At paragraph 56 of Williams, Lord Justice Coulson said this:
“56. In my view it is at this point at paragraphs 2.1, 3.1 and a warning at 7.59 of the EL/PL Protocol become relevant. Taken together, these paragraphs comprise a clear indication that if a claim should have been started under a protocol but was not, and it was unreasonable that the claim was not so started, then by the operation of the Part 44 conduct provisions, the Claimant should be limited to the fixed costs that would have been recoverable under the EL/PL Protocol.”
I had the benefit of a statement from the Claimant’s solicitor, Stephen Francis Peter Green, dated 11 June 2020 which set out the instructions provided by the Claimant to him, his initial valuation of the claim, the further medical evidence obtained by him in 2017, his reasons for issuing proceedings, allocation to track and Counsel’s advice on quantum, which valued the claim at significantly less that £25,000.

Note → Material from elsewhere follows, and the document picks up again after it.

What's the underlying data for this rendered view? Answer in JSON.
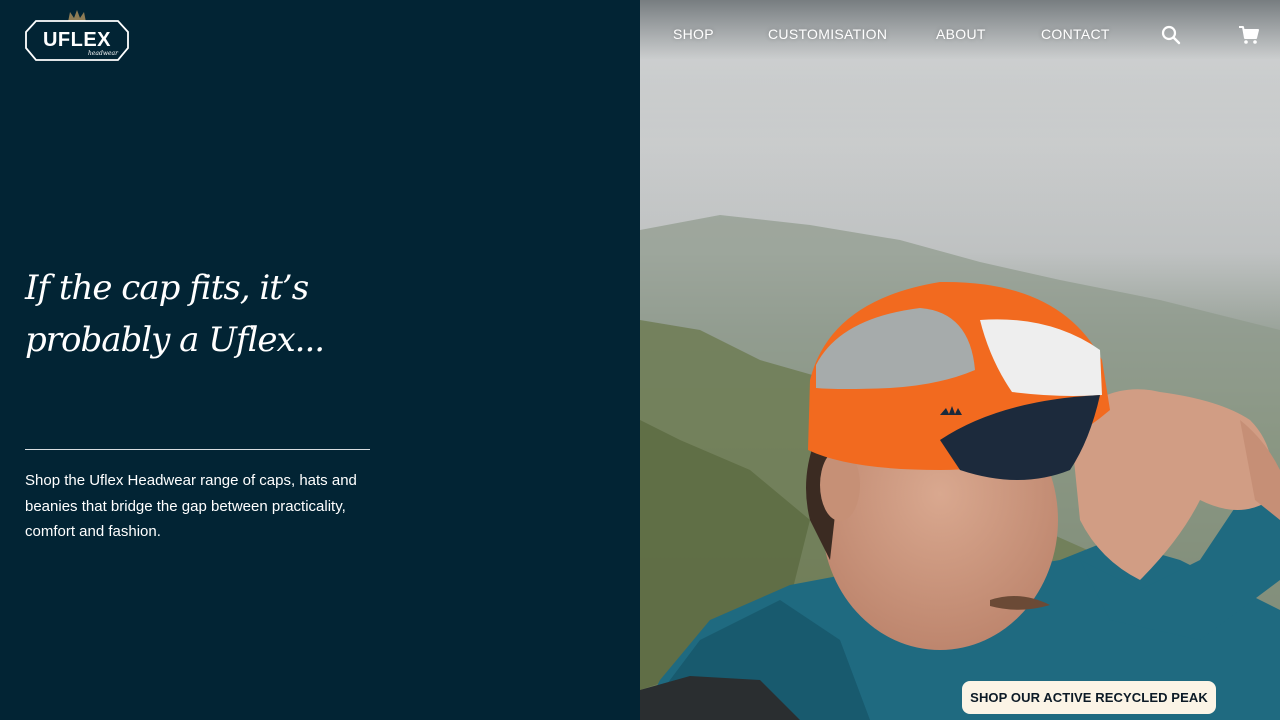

I am satisfied that on reviewing the facts of this case, bearing in mind an accident in 2015, a letter of claim on 26 May 2017, coupled with the fact that the second medical evidence does not appear to have been obtained until 15 January 2018, less than three months before the expiry of limitation, to proceed with the claim outside the EL/PL Protocol was unreasonable. In my judgment, the reason for the issue of proceedings on 19 March 2018 was conditioned by the expiry of the limitation period without thought to the benefits of the Protocol and its undoubted relevance in these proceedings.
For those reasons, I am satisfied that in accordance with the provisions of CPR 44.11, I have the discretion to disallow all or part of the costs of this claim, and accordingly the fixed costs set out in CPR 45.18 Table 6A shall apply in the sum of £4,205.
If I am wrong in relation to my interpretation of the facts of this case, I prefer the submissions of the Defendant to those of the Claimant. I am satisfied that by virtue of the Claimant’s acceptance of the Part 36 offer, pursuant to CPR 36.13(5) in itself constitutes a “judgment” [my emphasis] for the purposes of 45.24(2)(ii) CPR which is thus engaged.
In conclusion I am satisfied that in this case the Protocol should have been used and its non-use was unreasonable. As regards CPR 44.11 and at 45.24(2)(b)(ii), I am satisfied that these provisions provide ample scope for discretion on my part to only allow the fixed costs to set out at Protocol.